Tal como foi possível discutir as condições em que a partir da aurora colonial as estruturas sociais dos territórios do leste africano se recompuseram em torno de um conjunto de ideias racialmente divisoras, é também possível, através de um processo análogo de inquirição de fontes secundárias e primárias, encontrar os elementos explicativos para uma comparável cristalização social, com nuances próprias é certo, na África Oriental Portuguesa, mais concretamente em Moçambique.
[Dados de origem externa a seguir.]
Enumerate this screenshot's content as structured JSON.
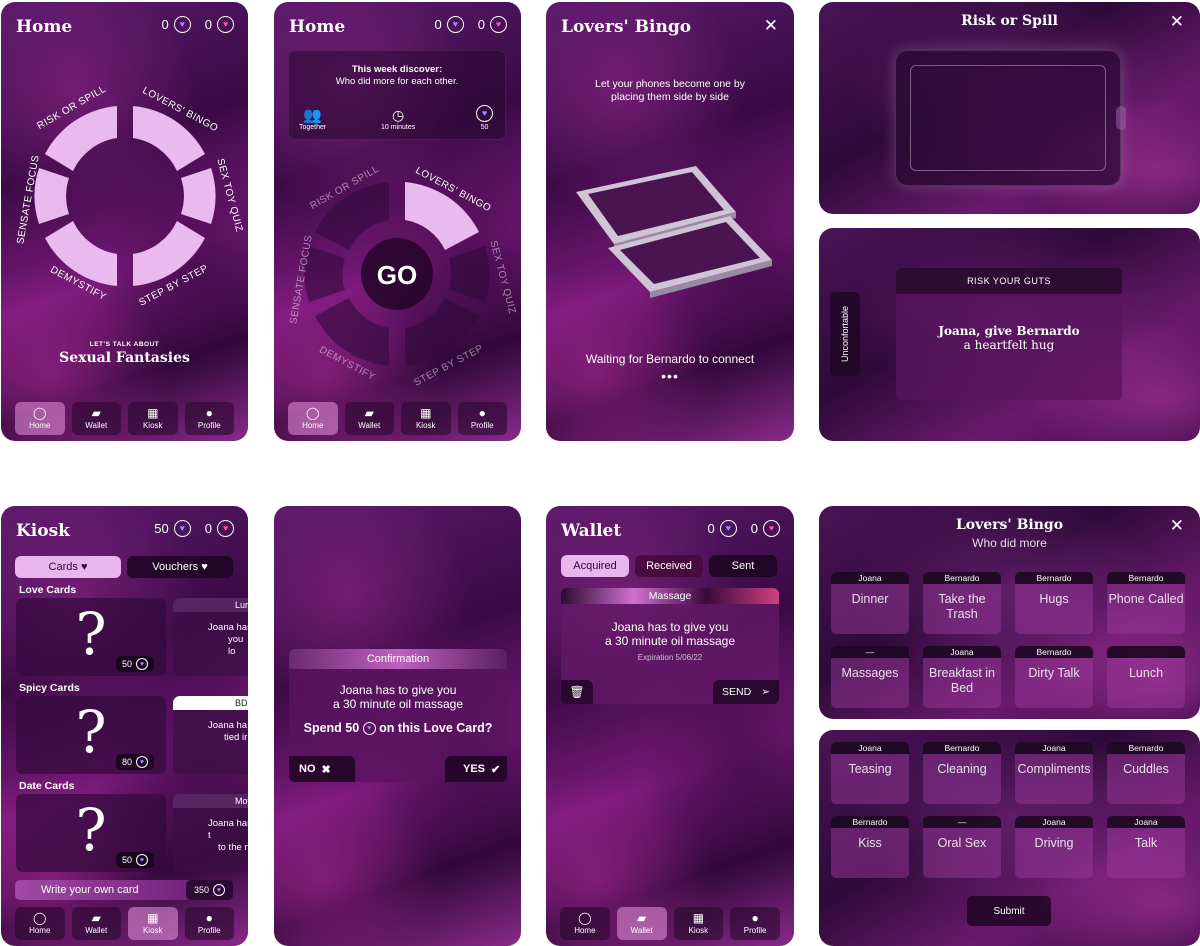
{
  "home1": {
    "title": "Home",
    "gems": "0",
    "hearts": "0",
    "labels": [
      "RISK OR SPILL",
      "LOVERS' BINGO",
      "SEX TOY QUIZ",
      "STEP BY STEP",
      "DEMYSTIFY",
      "SENSATE FOCUS"
    ],
    "kicker": "LET'S TALK ABOUT",
    "topic": "Sexual Fantasies"
  },
  "home2": {
    "title": "Home",
    "gems": "0",
    "hearts": "0",
    "discover_l1": "This week discover:",
    "discover_l2": "Who did more for each other.",
    "together": "Together",
    "minutes": "10 minutes",
    "points": "50",
    "go": "GO",
    "labels": [
      "RISK OR SPILL",
      "LOVERS' BINGO",
      "SEX TOY QUIZ",
      "STEP BY STEP",
      "DEMYSTIFY",
      "SENSATE FOCUS"
    ]
  },
  "nav": {
    "home": "Home",
    "wallet": "Wallet",
    "kiosk": "Kiosk",
    "profile": "Profile"
  },
  "connect": {
    "title": "Lovers' Bingo",
    "instr_l1": "Let your phones become one by",
    "instr_l2": "placing them side by side",
    "waiting": "Waiting for Bernardo to connect",
    "dots": "•••"
  },
  "risk_top": {
    "title": "Risk or Spill"
  },
  "risk_bottom": {
    "side": "Unconfortable",
    "header": "RISK YOUR GUTS",
    "line1": "Joana, give Bernardo",
    "line2": "a heartfelt hug"
  },
  "kiosk": {
    "title": "Kiosk",
    "gems": "50",
    "hearts": "0",
    "tab_cards": "Cards",
    "tab_vouchers": "Vouchers",
    "love": "Love Cards",
    "spicy": "Spicy Cards",
    "date": "Date Cards",
    "q": "?",
    "p_love": "50",
    "p_spicy": "80",
    "p_date": "50",
    "peek_love_tag": "Lur",
    "peek_love_txt_l1": "Joana has",
    "peek_love_txt_l2": "you lo",
    "peek_spicy_tag": "BDS",
    "peek_spicy_txt_l1": "Joana ha",
    "peek_spicy_txt_l2": "tied ir",
    "peek_date_tag": "Mov",
    "peek_date_txt_l1": "Joana has t",
    "peek_date_txt_l2": "to the n",
    "write": "Write your own card",
    "write_price": "350"
  },
  "confirm": {
    "header": "Confirmation",
    "l1": "Joana has to give you",
    "l2": "a 30 minute oil massage",
    "spend_pre": "Spend",
    "spend_val": "50",
    "spend_post": "on this Love Card?",
    "no": "NO",
    "yes": "YES"
  },
  "wallet": {
    "title": "Wallet",
    "gems": "0",
    "hearts": "0",
    "tab_acq": "Acquired",
    "tab_rec": "Received",
    "tab_sent": "Sent",
    "card_title": "Massage",
    "l1": "Joana has to give you",
    "l2": "a 30 minute oil massage",
    "exp": "Expiration 5/06/22",
    "send": "SEND"
  },
  "bingo": {
    "title": "Lovers' Bingo",
    "subtitle": "Who did more",
    "submit": "Submit",
    "grid1": [
      {
        "tag": "Joana",
        "word": "Dinner"
      },
      {
        "tag": "Bernardo",
        "word": "Take the Trash"
      },
      {
        "tag": "Bernardo",
        "word": "Hugs"
      },
      {
        "tag": "Bernardo",
        "word": "Phone Called"
      },
      {
        "tag": "—",
        "word": "Massages"
      },
      {
        "tag": "Joana",
        "word": "Breakfast in Bed"
      },
      {
        "tag": "Bernardo",
        "word": "Dirty Talk"
      },
      {
        "tag": "",
        "word": "Lunch"
      }
    ],
    "grid2": [
      {
        "tag": "Joana",
        "word": "Teasing"
      },
      {
        "tag": "Bernardo",
        "word": "Cleaning"
      },
      {
        "tag": "Joana",
        "word": "Compliments"
      },
      {
        "tag": "Bernardo",
        "word": "Cuddles"
      },
      {
        "tag": "Bernardo",
        "word": "Kiss"
      },
      {
        "tag": "—",
        "word": "Oral Sex"
      },
      {
        "tag": "Joana",
        "word": "Driving"
      },
      {
        "tag": "Joana",
        "word": "Talk"
      }
    ]
  },
  "colors": {
    "wedge": "#eab9ef",
    "gem": "#9a8cff",
    "heart": "#ff4fa8"
  }
}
Ao contrário do que defendem as mitologias racialistas56, a segregação e as atitudes discriminatórias que um endogrupo mantém e manifesta relativamente a um exogrupo, em regra sustentadas por um conjunto de estereótipos e oposições binárias, não fazem parte de um esquema inato de disposições humanas. Tal como as conquistas, as expansões, os impérios, as cidades e as nações a segregação e as antinomias sociais têm uma história. Uma história que é, por defeito, multidimensional, complexa e ramificada o suficiente para tornar virtualmente impossível identificar um momento zero. A abordagem transdisciplinar que escolhemos permite contudo observar a emergência e a confluência das diferentes dimensões e processos envolvidos na história que nos propusemos contar. No que diz respeito à presença portuguesa no leste africano e ao domínio das relações inter-étnicas a história não é nem instantânea nem linear. No primeiro capítulo analisámos o início de um período de forte integração comercial internacional e as suas consequências no Índico. As mudanças ocorridas a partir do séc. XVI em diante transformaram significativamente as dinâmicas sociais em toda a região e as relações de poder, à medida que novos protagonistas e novos interesses se instalavam assistiram a sucessivas reorganizações, foram também modificando as geografias sociais nesses territórios. A importância do algodão e dos têxteis como moeda de troca primacial na intrincada rede de comércios transcontinentais foi igualmente apresentada como um vector fundamental na compreensão dos jogos de poder disputados nos diferentes territórios coloniais. Moçambique não foi obviamente imune como tivemos já oportunidade afirmar às tendências que se desenharam no

56 Ver e.g. Gobineau, Haeckel e Chamberlain em Cashmore, 1996.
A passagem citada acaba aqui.